The fundamental problem is old. It's known as "place and route" and the basic idea is of finding the best way to minimize the physical distances between related computations on a given chip (or set of chips). The problem is NP-hard, actually, which is a designation applied to only the most difficult and unsolvable computing problems. It's just too complex; if a solution exists, there wouldn't be enough time and computing power in the entire universe to find it. So, engineers fudge approximate solutions.

These approximate solutions do pretty well, it turns out. In a 64-core system, they're able to come up with good solutions in a matter of hours. The catch is that hours for a computer is full-on millenia, where 50 million operations might be processed in the span of milliseconds. Sanchez's new algorithm offers this same capability in 25 millisecond calculations, allowing an architecture to remake itself on the fly.

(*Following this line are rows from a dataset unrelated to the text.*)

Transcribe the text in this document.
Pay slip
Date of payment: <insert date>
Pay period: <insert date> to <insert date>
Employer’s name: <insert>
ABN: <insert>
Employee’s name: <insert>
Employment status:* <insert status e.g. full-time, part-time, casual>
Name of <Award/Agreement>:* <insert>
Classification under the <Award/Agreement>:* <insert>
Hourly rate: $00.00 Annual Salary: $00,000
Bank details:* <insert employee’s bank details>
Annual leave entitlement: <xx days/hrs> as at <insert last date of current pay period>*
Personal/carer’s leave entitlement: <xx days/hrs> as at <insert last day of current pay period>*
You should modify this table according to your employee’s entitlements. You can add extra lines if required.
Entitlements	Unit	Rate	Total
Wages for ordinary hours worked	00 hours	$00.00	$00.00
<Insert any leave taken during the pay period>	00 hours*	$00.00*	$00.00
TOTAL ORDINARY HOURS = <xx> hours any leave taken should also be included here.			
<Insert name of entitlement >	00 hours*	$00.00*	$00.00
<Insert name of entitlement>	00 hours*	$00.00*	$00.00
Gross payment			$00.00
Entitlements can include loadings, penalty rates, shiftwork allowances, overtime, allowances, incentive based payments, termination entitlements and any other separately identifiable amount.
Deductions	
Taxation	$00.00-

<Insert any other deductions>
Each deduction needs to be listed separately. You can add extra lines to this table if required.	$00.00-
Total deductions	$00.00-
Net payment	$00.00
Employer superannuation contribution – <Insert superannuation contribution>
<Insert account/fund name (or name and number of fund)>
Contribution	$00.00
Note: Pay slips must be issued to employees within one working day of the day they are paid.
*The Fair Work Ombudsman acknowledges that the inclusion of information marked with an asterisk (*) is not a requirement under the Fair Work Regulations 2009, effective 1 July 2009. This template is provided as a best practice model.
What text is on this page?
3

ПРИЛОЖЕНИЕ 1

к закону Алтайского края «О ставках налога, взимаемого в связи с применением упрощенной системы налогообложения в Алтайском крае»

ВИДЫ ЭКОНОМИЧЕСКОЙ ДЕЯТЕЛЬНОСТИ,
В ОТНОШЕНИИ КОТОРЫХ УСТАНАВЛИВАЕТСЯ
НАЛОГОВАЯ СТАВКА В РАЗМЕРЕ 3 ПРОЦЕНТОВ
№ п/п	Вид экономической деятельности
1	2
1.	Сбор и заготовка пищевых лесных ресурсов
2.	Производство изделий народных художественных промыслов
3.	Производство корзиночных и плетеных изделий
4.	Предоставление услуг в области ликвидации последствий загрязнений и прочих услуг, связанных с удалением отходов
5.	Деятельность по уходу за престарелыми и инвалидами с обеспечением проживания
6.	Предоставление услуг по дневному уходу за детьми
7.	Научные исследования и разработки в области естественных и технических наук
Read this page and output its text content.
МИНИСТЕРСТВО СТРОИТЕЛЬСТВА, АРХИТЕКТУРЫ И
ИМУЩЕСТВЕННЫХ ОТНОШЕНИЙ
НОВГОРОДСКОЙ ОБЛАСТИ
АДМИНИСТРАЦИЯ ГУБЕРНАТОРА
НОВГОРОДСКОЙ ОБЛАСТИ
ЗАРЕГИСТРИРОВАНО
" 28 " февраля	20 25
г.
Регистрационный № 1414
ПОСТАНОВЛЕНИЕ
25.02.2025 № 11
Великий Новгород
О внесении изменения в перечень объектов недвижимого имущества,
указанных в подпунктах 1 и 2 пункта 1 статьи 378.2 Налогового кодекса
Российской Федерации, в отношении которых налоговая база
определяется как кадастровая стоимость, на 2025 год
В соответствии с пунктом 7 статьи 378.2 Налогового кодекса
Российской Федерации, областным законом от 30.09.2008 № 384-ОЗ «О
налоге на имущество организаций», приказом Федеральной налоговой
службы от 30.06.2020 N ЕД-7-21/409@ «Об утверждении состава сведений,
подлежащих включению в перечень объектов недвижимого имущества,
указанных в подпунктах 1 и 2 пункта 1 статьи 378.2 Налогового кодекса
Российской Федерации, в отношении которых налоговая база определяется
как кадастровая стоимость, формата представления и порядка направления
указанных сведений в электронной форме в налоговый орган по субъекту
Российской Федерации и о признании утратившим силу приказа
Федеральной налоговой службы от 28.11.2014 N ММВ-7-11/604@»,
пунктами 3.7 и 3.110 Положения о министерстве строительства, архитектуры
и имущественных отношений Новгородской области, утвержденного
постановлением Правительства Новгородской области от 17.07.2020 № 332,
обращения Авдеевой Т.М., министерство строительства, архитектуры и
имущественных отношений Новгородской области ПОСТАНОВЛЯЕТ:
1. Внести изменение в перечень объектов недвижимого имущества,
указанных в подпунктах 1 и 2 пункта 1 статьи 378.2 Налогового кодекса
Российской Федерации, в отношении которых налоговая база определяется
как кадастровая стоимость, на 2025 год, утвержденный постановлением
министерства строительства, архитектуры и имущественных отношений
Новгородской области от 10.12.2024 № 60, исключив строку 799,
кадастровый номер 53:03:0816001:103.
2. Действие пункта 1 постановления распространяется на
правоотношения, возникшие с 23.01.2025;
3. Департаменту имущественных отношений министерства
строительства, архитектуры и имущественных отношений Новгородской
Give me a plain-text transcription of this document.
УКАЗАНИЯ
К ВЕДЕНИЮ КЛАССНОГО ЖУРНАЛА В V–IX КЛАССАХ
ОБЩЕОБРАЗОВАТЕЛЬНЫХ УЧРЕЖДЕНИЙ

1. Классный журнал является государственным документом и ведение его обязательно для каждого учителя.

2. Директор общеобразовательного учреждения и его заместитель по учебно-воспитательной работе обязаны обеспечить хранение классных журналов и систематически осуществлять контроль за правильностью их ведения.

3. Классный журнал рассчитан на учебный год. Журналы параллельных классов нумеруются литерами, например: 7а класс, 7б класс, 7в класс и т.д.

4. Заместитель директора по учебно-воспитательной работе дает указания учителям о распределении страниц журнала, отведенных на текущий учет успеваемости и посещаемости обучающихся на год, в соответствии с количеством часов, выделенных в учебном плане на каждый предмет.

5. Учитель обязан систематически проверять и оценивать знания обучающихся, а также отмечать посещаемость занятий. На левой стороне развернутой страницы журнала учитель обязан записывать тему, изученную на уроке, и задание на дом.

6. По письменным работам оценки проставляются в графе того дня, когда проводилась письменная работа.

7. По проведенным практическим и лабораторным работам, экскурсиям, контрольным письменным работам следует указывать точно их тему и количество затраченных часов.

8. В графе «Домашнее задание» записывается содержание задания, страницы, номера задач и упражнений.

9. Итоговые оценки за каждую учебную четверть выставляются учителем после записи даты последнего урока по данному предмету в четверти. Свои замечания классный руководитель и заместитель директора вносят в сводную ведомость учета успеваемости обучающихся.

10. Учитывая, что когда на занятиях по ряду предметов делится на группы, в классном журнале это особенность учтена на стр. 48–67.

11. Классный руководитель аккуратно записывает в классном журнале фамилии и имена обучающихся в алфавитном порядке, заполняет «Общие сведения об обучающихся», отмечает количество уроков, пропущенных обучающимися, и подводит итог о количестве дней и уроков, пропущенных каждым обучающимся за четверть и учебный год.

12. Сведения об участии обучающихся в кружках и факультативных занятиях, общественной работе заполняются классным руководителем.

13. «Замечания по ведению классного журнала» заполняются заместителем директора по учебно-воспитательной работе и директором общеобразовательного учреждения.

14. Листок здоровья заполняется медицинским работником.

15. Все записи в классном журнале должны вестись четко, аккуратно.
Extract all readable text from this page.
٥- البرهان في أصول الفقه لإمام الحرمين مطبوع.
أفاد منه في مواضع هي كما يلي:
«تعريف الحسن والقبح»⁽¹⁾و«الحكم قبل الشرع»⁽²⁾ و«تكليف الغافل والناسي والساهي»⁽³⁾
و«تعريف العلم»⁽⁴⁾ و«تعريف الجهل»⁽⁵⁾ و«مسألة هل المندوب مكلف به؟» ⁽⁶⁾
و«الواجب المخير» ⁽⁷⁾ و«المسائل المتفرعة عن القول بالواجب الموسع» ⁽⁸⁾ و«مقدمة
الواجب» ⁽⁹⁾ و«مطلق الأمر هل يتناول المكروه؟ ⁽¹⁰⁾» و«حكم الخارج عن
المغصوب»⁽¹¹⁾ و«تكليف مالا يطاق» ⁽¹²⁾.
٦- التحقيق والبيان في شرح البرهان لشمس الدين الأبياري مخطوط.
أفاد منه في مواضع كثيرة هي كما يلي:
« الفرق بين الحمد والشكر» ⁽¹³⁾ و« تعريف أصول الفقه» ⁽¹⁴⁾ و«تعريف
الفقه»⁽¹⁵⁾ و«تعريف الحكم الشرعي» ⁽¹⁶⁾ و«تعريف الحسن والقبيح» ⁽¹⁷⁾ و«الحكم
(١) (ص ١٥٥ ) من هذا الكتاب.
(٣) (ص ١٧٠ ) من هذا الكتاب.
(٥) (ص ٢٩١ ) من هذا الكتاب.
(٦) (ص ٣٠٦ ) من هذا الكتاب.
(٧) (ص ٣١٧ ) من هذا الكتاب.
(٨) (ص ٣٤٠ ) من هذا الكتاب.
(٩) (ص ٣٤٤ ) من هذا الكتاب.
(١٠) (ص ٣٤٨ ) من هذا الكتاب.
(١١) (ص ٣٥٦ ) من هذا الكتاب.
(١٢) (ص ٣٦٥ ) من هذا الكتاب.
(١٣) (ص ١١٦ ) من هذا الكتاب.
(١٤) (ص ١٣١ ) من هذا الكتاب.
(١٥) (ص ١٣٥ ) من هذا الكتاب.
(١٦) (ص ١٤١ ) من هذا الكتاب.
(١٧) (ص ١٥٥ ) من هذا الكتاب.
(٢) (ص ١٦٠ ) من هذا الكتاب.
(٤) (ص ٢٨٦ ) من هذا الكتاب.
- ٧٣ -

Sanchez explains: "What we do is we first place the data roughly. You spread the data around in such a way that you don't have a lot of [memory] banks overcommitted or all the data in a region of the chip. Then you figure out how to place the [computational] threads so that they're close to the data, and then you refine the placement of the data given the placement of the threads. By doing that three-step solution, you disentangle the problem." So: distributing data and distributing computations.

This scheme involves the introduction of a new on-board scheduler or monitor, which would take up about 1 percent of a given architecture's real estate. Seems like a small price to pay for the future of fast computing.